07 de setembro de 2019 | 03h00
São tempos de fato esquisitos. O estrito cumprimento de uma competência privativa do presidente da República – a indicação de Augusto Aras ao cargo de procurador-geral da República – foi visto por alguns procuradores como uma afronta à autonomia do Ministério Público da União (MPU). A crítica em razão de a escolha do presidente Jair Bolsonaro não ter recaído sobre um dos três nomes apresentados por uma entidade privada indica a confusão instalada na cabeça de quem, por ofício, tem o dever de zelar pela ordem jurídica.
A Carta Magna também define quais as condições que o presidente da República deverá seguir nessa indicação. “O Ministério Público da União tem por chefe o Procurador-Geral da República, nomeado pelo Presidente da República dentre integrantes da carreira, maiores de trinta e cinco anos, após a aprovação de seu nome pela maioria absoluta dos membros do Senado Federal, para mandato de dois anos, permitida a recondução”, estabelece o art. 128, I da Constituição.
Trata-se de um verdadeiro absurdo jurídico que, de tanto ser repetido, parece ter adquirido status de verdade. Não há nenhuma previsão legal para que o presidente da República fique restrito, na indicação do procurador-geral da República, à lista tríplice redigida pela ANPR. No entanto, alguns procuradores alardeiam precisamente o contrário, como se a escolha fora da lista desrespeitasse o Ministério Público. “A autonomia institucional do Ministério Público Federal corre claro risco de enfraquecimento diante da desconsideração da lista tríplice”, disse o subprocurador-geral Mário Bonsaglia ao Estado.
Esse raciocínio é perigoso, pois coloca em risco precisamente a autonomia do Ministério Público. Tendo em vista que a lei não prevê a tal lista tríplice da ANPR, restringir a escolha do procurador-geral da República à lista tríplice é sujeitar a instituição – que é órgão de Estado e deve servir a toda a sociedade – ao capricho de alguns de seus membros.
A autonomia do Ministério Público está precisamente em subordinar o seu funcionamento apenas à lei. E a lei leva muito a sério essa autonomia. Basta ver que a Constituição define que o procurador-geral da República só pode ser destituído antes do término do mandato mediante a autorização da maioria absoluta do Senado Federal.
Nos últimos anos, no entanto, tem-se visto a insistente tentativa de capturar o Ministério Público para finalidades corporativas. E a manobra consiste, precisamente, em transformar a autonomia da instituição em sinônimo de irrestrita subordinação aos desejos de seus membros. Assim, em vez de ser uma instituição republicana, o Ministério Público adquire contornos de corporação de ofício, de sindicato. São realidades muito distintas.

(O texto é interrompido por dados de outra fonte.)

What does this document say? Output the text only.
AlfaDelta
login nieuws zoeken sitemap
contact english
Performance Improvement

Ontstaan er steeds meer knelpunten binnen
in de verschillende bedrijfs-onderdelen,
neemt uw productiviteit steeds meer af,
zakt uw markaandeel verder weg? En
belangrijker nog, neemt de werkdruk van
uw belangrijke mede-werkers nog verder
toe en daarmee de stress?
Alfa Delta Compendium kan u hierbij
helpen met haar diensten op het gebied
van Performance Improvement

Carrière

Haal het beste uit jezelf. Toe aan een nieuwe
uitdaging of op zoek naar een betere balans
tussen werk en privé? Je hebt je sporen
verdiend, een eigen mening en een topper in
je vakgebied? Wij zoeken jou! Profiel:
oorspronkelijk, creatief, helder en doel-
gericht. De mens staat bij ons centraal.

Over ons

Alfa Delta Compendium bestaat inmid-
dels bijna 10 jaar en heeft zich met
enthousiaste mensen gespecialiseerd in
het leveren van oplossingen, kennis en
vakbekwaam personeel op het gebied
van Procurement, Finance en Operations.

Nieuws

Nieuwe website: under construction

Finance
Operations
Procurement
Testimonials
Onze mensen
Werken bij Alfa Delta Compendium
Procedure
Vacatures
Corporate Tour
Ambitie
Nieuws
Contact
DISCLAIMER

O País precisa de um Ministério Público verdadeiramente autônomo, sujeito apenas à lei. Ele não deve estar subordinado a nenhum interesse particular – seja do presidente da República, seja de um grupo de procuradores, seja de uma entidade associativa. Apenas assim, sem nenhum cabresto imposto por manobras corporativas, é que o Ministério Público terá condições de cumprir sua constitucional incumbência de defesa da ordem jurídica. Aqui não cabem transigências.